Depuis qu’il est venu au monde, Jonathan souffre d’épidermolyse bulleuse, et cette maladie a fait de sa vie une bataille quotidienne.

Sa peau est extrêmement fragilisée et il souffre de douleurs permanentes. À chaque mouvement, son épiderme s’effrite et des cloques apparaissent, mettant à vif sa peau.

Le simple fait de manger irrite sa gorge.

Jonathan est un fan de hockey, mais il ne peut faire de sport. L’effort est trop considérable pour lui et il met des jours à s’en remettre.

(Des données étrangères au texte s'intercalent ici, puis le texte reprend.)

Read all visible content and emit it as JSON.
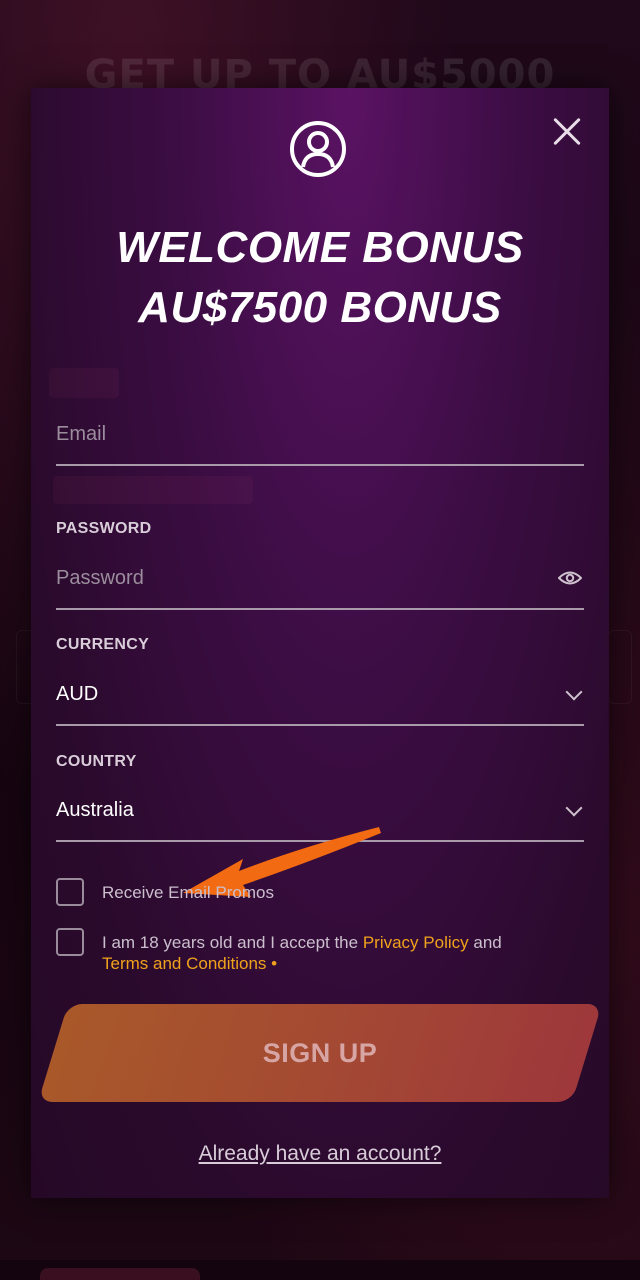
{
  "background": {
    "headline": "GET UP TO AU$5000"
  },
  "modal": {
    "title_line1": "WELCOME BONUS",
    "title_line2": "AU$7500 BONUS",
    "email": {
      "placeholder": "Email"
    },
    "password": {
      "label": "PASSWORD",
      "placeholder": "Password"
    },
    "currency": {
      "label": "CURRENCY",
      "value": "AUD"
    },
    "country": {
      "label": "COUNTRY",
      "value": "Australia"
    },
    "promos": {
      "text": "Receive Email Promos"
    },
    "terms": {
      "prefix": "I am 18 years old and I accept the ",
      "privacy_link": "Privacy Policy",
      "middle": " and",
      "terms_link": "Terms and Conditions",
      "required_mark": " •"
    },
    "signup_label": "SIGN UP",
    "already_link": "Already have an account?"
  },
  "colors": {
    "accent_link": "#f0a21c",
    "arrow": "#f26b12",
    "modal_bg": "#3c0d44"
  }
}
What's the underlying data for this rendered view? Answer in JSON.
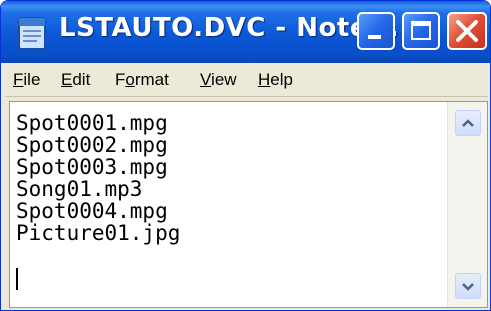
{
  "window": {
    "title": "LSTAUTO.DVC - Note..."
  },
  "menu": {
    "items": [
      {
        "label": "File",
        "mnemonic_index": 0
      },
      {
        "label": "Edit",
        "mnemonic_index": 0
      },
      {
        "label": "Format",
        "mnemonic_index": 1
      },
      {
        "label": "View",
        "mnemonic_index": 0
      },
      {
        "label": "Help",
        "mnemonic_index": 0
      }
    ]
  },
  "document": {
    "lines": [
      "Spot0001.mpg",
      "Spot0002.mpg",
      "Spot0003.mpg",
      "Song01.mp3",
      "Spot0004.mpg",
      "Picture01.jpg"
    ]
  },
  "icons": {
    "app": "notepad-icon",
    "minimize": "minimize-icon",
    "maximize": "maximize-icon",
    "close": "close-icon",
    "scroll_up": "chevron-up-icon",
    "scroll_down": "chevron-down-icon"
  },
  "colors": {
    "titlebar": "#0b58d6",
    "close_button": "#e0523a",
    "window_face": "#ece9d8"
  }
}
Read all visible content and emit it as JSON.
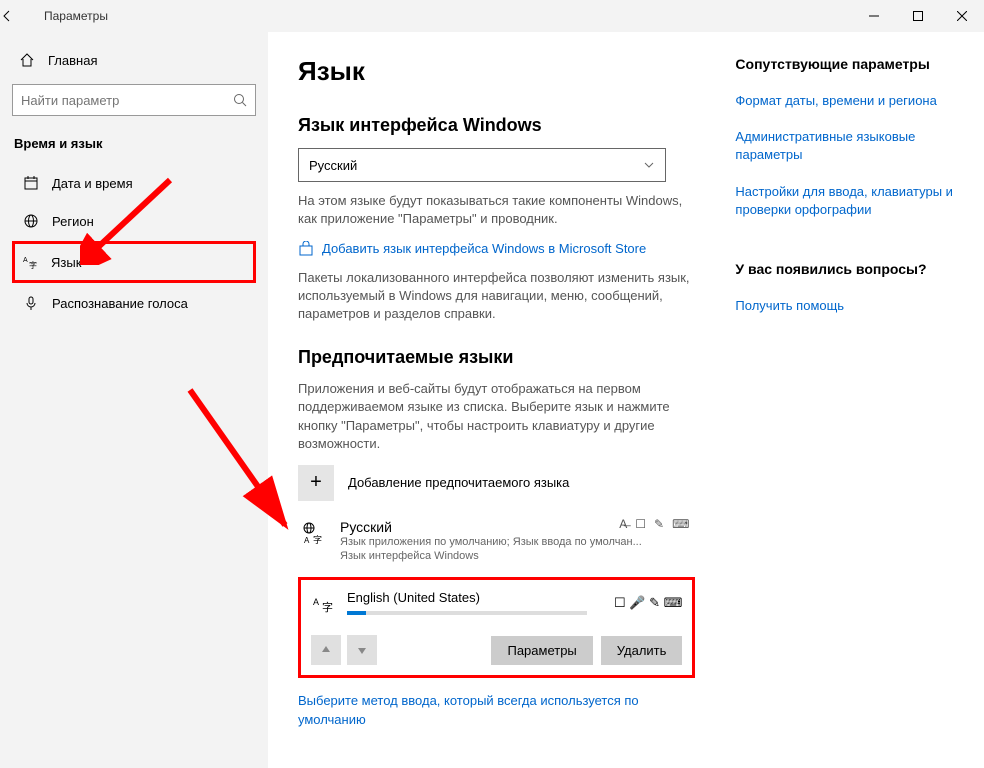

L’adolescent redoute l’heure du bain par-dessus tout. Tina, sa maman, l’aide à l’immerger quelques minutes. Et le cauchemar commence. Il faut enlever un à un ses bandages, une opération douloureuse pour le garçon, qu’il traverse plusieurs par semaine, sans s’habituer à la souffrance qu’elle cause.

Sa mère doit être forte pour lui.  « Jonathan m’a déjà supplié d’arrêter, » dit-elle, les larmes aux yeux. « Mais je ne peux pas. Ce n’est pas un processus facile. C’est une chose d’en entendre parler, mais c’en est une autre de le voir. »

 La maladie leur a toutefois permis de tisser un lien unique et puissant. Une fois Jonathan sorti du bain, elle doit panser la peau boursouflée de son fils. Prendre un bain est un procédé qui dure un peu plus de trois heures.

Longtemps, Jonathan se pensait seul à vivre un tel calvaire. Or, en 2012, il se rend à une convention où il rencontre d’autres enfants dans le même cas. Là-bas, il partage son témoignage et depuis 2012, il a aidé à amasser plus de 100 000 euros afin de sensibiliser le public à l’épidermolyse bulleuse.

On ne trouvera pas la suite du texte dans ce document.